= David Munro (documentary filmmaker) =

English documentary filmmaker

Ivor David Munro (1 July 1944 - 5 August 1999) was an English documentary filmmaker. He collaborated on 20 documentary films for television with the Australian-born journalist, John Pilger, with many of their works receiving awards. Year Zero: The Silent Death of Cambodia, their 1979 documentary about the suffering people of Cambodia, resulted in viewers donating more than £45 million in aid.

==Early life and education==
His parents were Hugh Munro (an actor and television director) and Pamela Barnard (an actress and later longstanding floor manager in Drama at the BBC). His grandfather was the actor Ivor Barnard. Ivor Munro had a brother Tim Munro, who also became an actor, and a sister Hatty.

Following a series of jobs, beginning as a farm labourer after leaving school, Munro became an actor for a time. He appeared in such series as Object Z (1965), Orlando (1966–67), Z-Cars, Tightrope (1972), and in the play The Bells (Vaudeville Theatre).

==Career in film-making==
A connection with the actor David Swift via Tempest Films, an independent production company, led to Munro being introduced to the Australian-born journalist John Pilger. The two men first worked together on Do You Remember Vietnam? (1978), first shown by the ITV network.
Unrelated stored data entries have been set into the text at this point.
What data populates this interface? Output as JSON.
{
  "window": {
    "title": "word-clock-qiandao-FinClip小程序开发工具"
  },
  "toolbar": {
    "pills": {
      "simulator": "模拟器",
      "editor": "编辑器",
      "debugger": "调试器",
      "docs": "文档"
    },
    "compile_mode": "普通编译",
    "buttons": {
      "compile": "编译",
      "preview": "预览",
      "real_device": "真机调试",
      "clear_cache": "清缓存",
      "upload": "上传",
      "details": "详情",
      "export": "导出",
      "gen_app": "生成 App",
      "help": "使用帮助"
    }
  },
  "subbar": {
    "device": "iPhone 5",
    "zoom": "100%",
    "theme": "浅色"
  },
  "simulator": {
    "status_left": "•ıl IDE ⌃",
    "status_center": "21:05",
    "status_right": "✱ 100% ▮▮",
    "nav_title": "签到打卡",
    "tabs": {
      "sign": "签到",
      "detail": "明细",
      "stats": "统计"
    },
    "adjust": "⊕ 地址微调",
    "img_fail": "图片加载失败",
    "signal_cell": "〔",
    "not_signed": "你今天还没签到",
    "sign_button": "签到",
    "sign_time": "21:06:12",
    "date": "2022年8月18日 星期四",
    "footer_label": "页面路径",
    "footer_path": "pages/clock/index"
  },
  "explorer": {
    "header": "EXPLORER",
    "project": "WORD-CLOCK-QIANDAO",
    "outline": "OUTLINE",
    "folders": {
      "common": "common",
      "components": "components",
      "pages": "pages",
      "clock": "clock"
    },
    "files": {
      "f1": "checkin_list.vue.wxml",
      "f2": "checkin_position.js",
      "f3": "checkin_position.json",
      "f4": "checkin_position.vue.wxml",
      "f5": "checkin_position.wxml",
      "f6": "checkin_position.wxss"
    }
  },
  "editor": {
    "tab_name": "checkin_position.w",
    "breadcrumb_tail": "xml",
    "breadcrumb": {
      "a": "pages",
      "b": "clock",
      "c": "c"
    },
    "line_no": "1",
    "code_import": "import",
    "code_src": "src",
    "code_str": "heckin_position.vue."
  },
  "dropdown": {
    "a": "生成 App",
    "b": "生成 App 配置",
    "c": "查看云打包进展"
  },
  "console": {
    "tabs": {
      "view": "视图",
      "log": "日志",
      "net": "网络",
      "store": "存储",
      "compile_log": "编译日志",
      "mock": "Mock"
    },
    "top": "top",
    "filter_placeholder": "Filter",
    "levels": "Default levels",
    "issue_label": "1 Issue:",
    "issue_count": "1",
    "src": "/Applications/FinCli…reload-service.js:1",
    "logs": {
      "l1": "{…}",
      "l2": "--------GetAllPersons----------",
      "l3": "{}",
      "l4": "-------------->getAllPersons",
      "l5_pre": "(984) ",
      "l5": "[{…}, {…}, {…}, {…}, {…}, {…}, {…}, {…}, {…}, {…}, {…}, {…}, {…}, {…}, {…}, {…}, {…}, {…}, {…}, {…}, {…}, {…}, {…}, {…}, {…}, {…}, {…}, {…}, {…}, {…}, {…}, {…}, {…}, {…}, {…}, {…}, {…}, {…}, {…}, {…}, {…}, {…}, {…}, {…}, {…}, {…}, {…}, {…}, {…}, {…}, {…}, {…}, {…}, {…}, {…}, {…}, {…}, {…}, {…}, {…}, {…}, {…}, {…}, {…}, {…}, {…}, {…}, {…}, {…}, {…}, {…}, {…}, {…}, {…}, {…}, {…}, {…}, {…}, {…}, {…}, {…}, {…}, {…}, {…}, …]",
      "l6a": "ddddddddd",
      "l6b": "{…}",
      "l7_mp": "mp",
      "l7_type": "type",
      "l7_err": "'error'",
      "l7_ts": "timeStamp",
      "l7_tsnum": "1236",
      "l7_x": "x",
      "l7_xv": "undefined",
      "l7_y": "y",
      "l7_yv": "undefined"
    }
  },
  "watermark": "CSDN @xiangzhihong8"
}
In 1979 their film, Year Zero: The Silent Death of Cambodia, exposed the extent of the genocide perpetrated by Pol Pot and the Communist Party of Kampuchea against the people of Cambodia. Broadcast on British TV, it resulted in nearly £45 million being donated spontaneously by viewers, to help Cambodians.

In total Munro and Pilger collaborated on 20 films for television, for which Munro gained several awards and commendations. Munro made several films on his own: notably, Knots (with the Actors Company) based on R. D. Laing's poems; Going Back, about the experiences of the first four US soldiers to return to Vietnam after the war; and The Four Horseman, his trilogy of films about war in the Third World.

==Marriages and family==
He was married three times, the first two relationships were with the actresses Sharon Duce and Susan Penhaligon. His son with Penhaligon, Truan Munro, has worked in the film industry. His third wife was Layhing Siu, to whom he was married at the end of his life. Their daughter Natalia, was born eighteen months before Munro's death from cancer. He also had a step-daughter, Pilar.